The Harvard Art Museums has announced a new free admission policy, which administrators have hailed as a “significant expansion” of public access to its collections, exhibitions, and research in a press release on Friday. The policy will remain in place permanently.
“Art is for everyone, and the Harvard Art Museums will now be free to all visitors,” university president Lawrence S. Bacow said in a statement. “This initiative ensures that every visitor to our campus will now have the opportunity to view and engage with the phenomenal collections in our care at the Harvard Art Museums.”
Most university-affiliated museums are free for all visitors, making Harvard Art Museums—until now—an outlier in that respect. According to a statement from Bacow’s office, it took several years for the university to secure enough funds to ensure the expensive upkeep of the collection, as well as the salaries of its staff. The endowment was finally promised thanks to a contribution from the Estate of David Rockefeller.

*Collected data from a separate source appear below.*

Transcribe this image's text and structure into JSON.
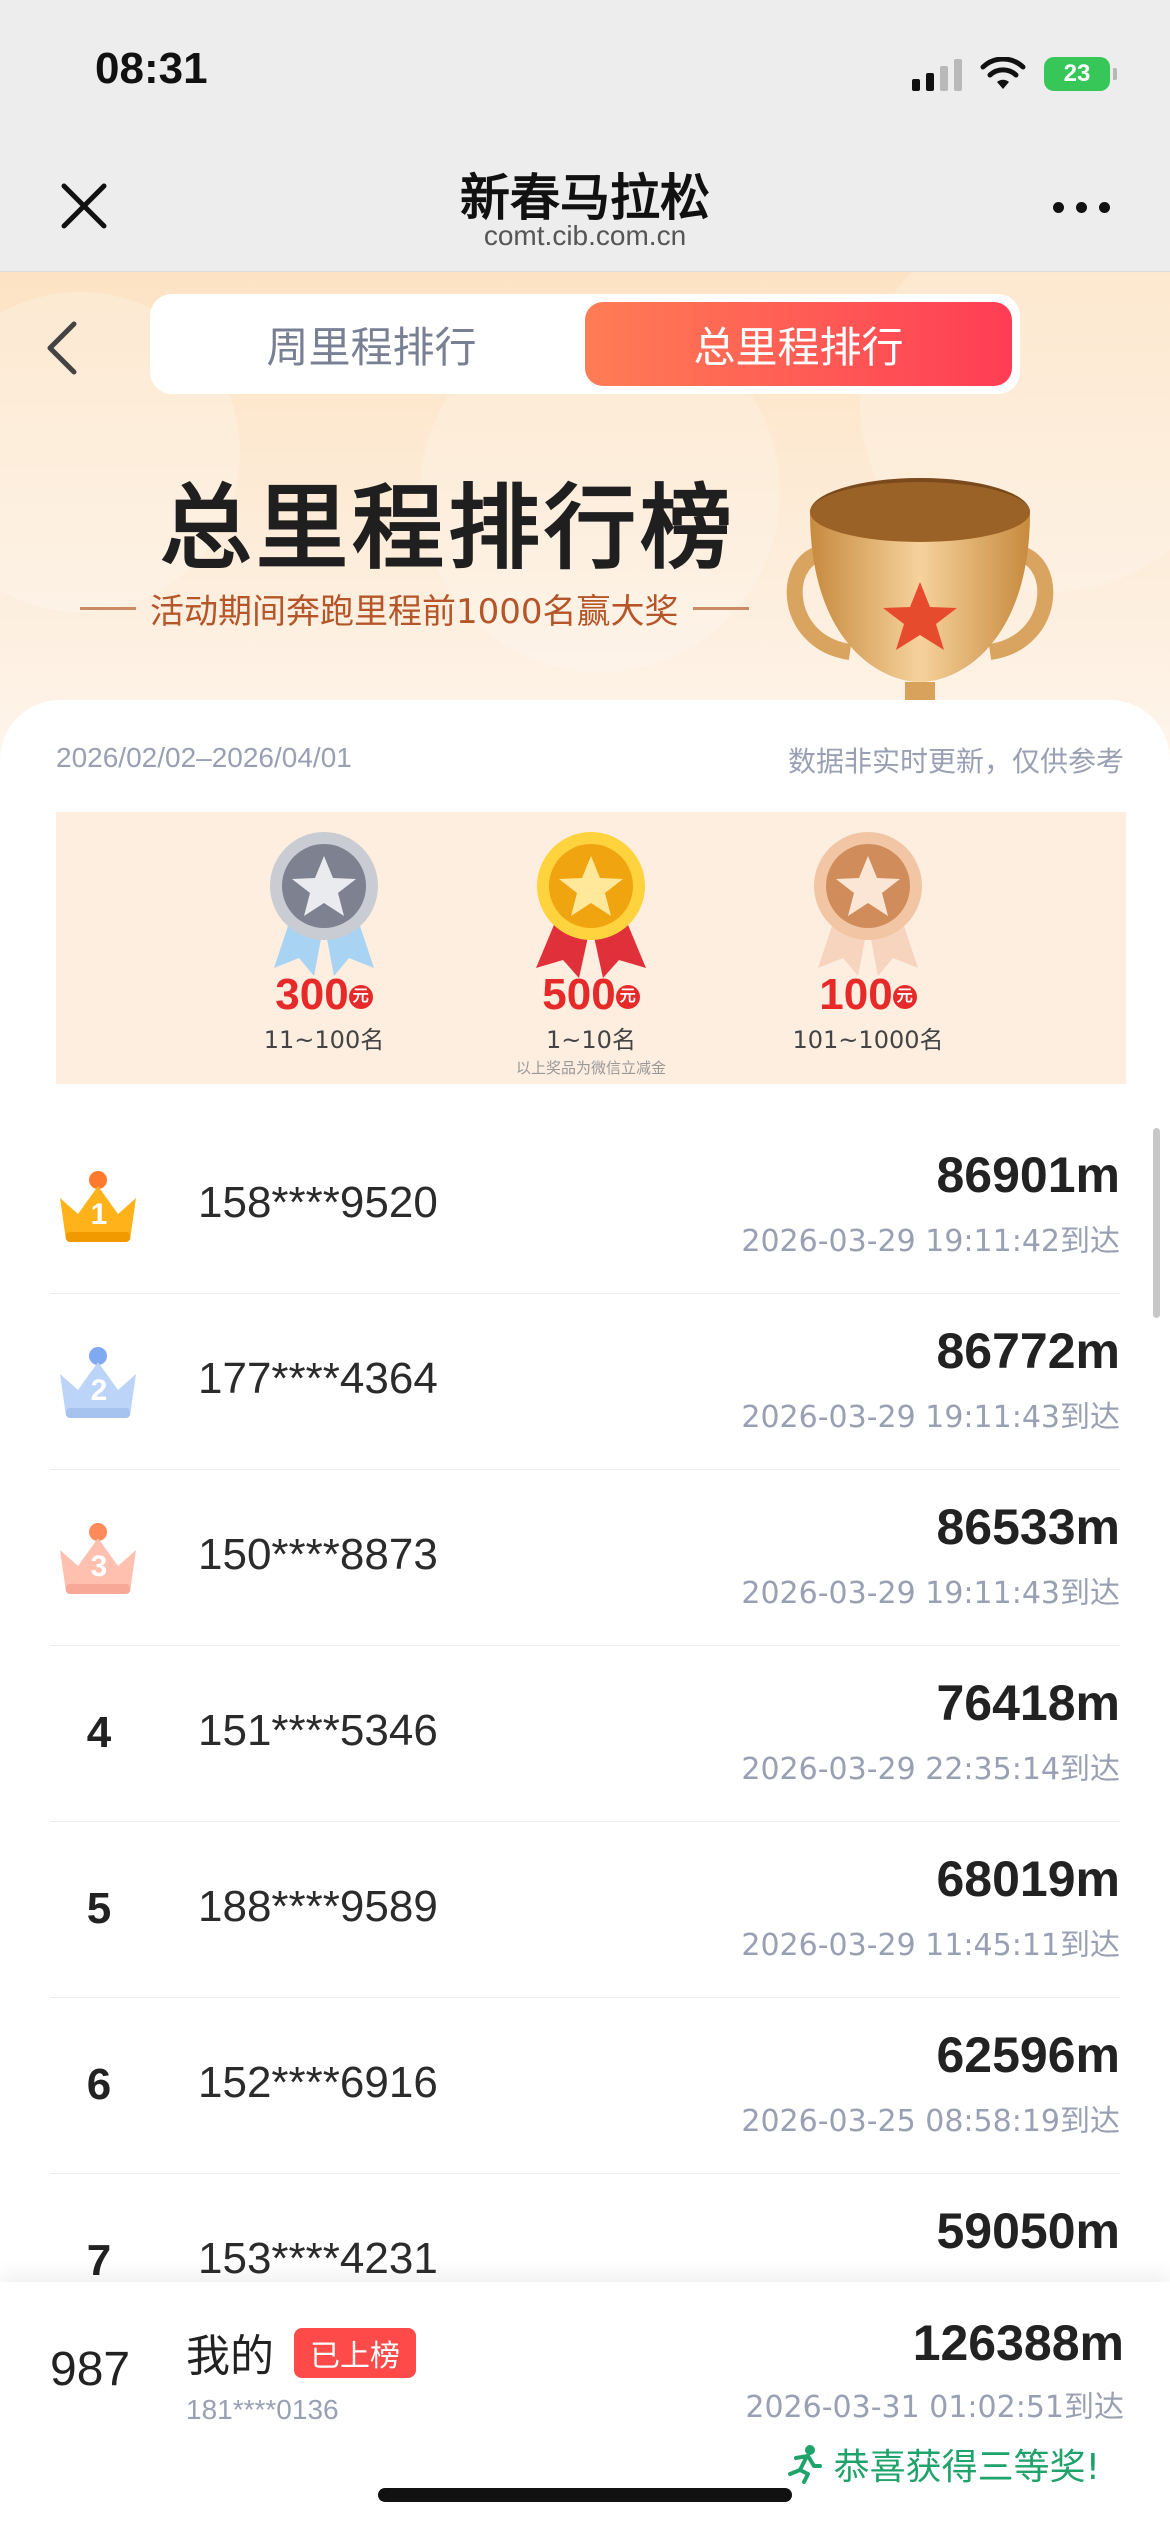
{
  "status_bar": {
    "time": "08:31",
    "battery": "23",
    "icons": [
      "signal-icon",
      "wifi-icon",
      "battery-charging-icon"
    ]
  },
  "nav": {
    "title": "新春马拉松",
    "subtitle": "comt.cib.com.cn",
    "close_icon": "close-icon",
    "more_icon": "more-icon"
  },
  "tabs": [
    {
      "label": "周里程排行",
      "active": false
    },
    {
      "label": "总里程排行",
      "active": true
    }
  ],
  "hero": {
    "title": "总里程排行榜",
    "subtitle": "活动期间奔跑里程前1000名赢大奖"
  },
  "meta": {
    "date_range": "2026/02/02–2026/04/01",
    "disclaimer": "数据非实时更新，仅供参考"
  },
  "prizes": {
    "items": [
      {
        "amount": "300",
        "unit": "元",
        "rank": "11~100名",
        "medal": "silver-medal-icon"
      },
      {
        "amount": "500",
        "unit": "元",
        "rank": "1~10名",
        "medal": "gold-medal-icon"
      },
      {
        "amount": "100",
        "unit": "元",
        "rank": "101~1000名",
        "medal": "bronze-medal-icon"
      }
    ],
    "note": "以上奖品为微信立减金"
  },
  "ranking": [
    {
      "rank": "1",
      "phone": "158****9520",
      "distance": "86901m",
      "time": "2026-03-29 19:11:42到达",
      "badge": "gold-crown-icon"
    },
    {
      "rank": "2",
      "phone": "177****4364",
      "distance": "86772m",
      "time": "2026-03-29 19:11:43到达",
      "badge": "silver-crown-icon"
    },
    {
      "rank": "3",
      "phone": "150****8873",
      "distance": "86533m",
      "time": "2026-03-29 19:11:43到达",
      "badge": "bronze-crown-icon"
    },
    {
      "rank": "4",
      "phone": "151****5346",
      "distance": "76418m",
      "time": "2026-03-29 22:35:14到达"
    },
    {
      "rank": "5",
      "phone": "188****9589",
      "distance": "68019m",
      "time": "2026-03-29 11:45:11到达"
    },
    {
      "rank": "6",
      "phone": "152****6916",
      "distance": "62596m",
      "time": "2026-03-25 08:58:19到达"
    },
    {
      "rank": "7",
      "phone": "153****4231",
      "distance": "59050m",
      "time": ""
    }
  ],
  "mine": {
    "rank": "987",
    "label": "我的",
    "tag": "已上榜",
    "phone": "181****0136",
    "distance": "126388m",
    "time": "2026-03-31 01:02:51到达",
    "congrats": "恭喜获得三等奖!"
  },
  "colors": {
    "accent": "#ff4a55",
    "tab_gradient_start": "#ff7d55",
    "tab_gradient_end": "#ff3d55",
    "congrats": "#1fa36b",
    "muted": "#9aa0b4",
    "prize_red": "#e62a2a"
  }
}
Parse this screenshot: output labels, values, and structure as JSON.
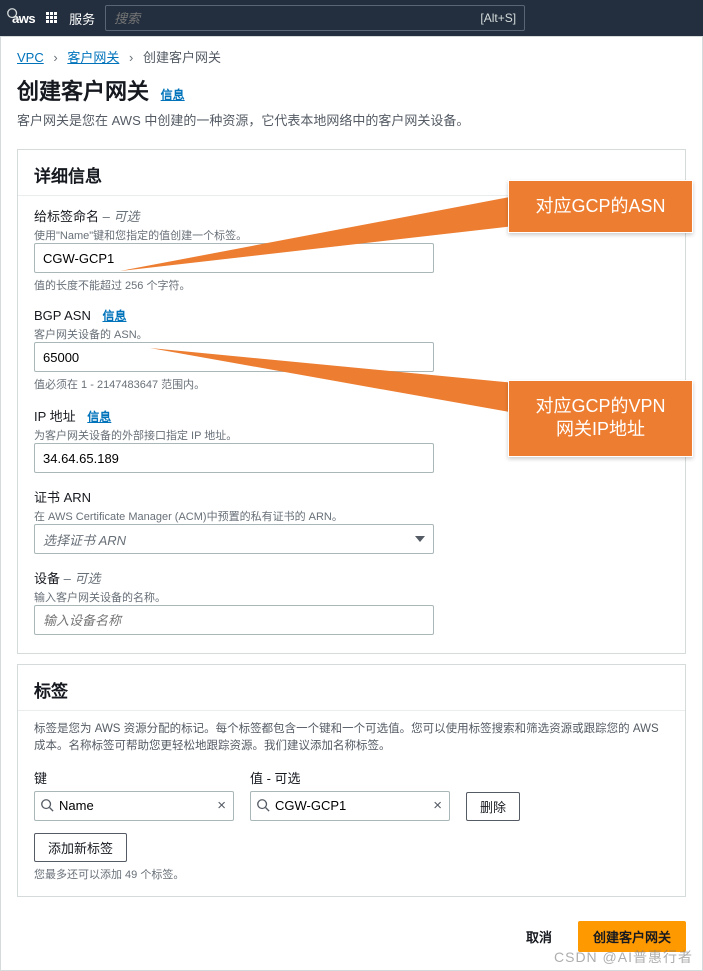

The museums, which underwent a major revamp around 2015, are important hubs for research and conservation, and display objects from the Harvard’s collection that spans Ancient Greece to Postwar America. Among the collection standouts are a series of Mark Rothko murals commissioned by Harvard in the 1960s, materials from Bruce Nauman’s studio, and a prodigious group of drawings by Netherlandish, Dutch, and Flemish Masters.
“We are seeing that lowering that barrier of admission has made a difference [in reaching the Greater Boston community],” Harvard Art Museums Director Martha Tedeschi told WBUR. “And we’re looking forward to just eliminating that completely so that our local audience increasingly begins to just feel this is a place for them,” she continued. “We’ve been practicing this now for about a year and a half, and we know how it changes us, so we’re excited.”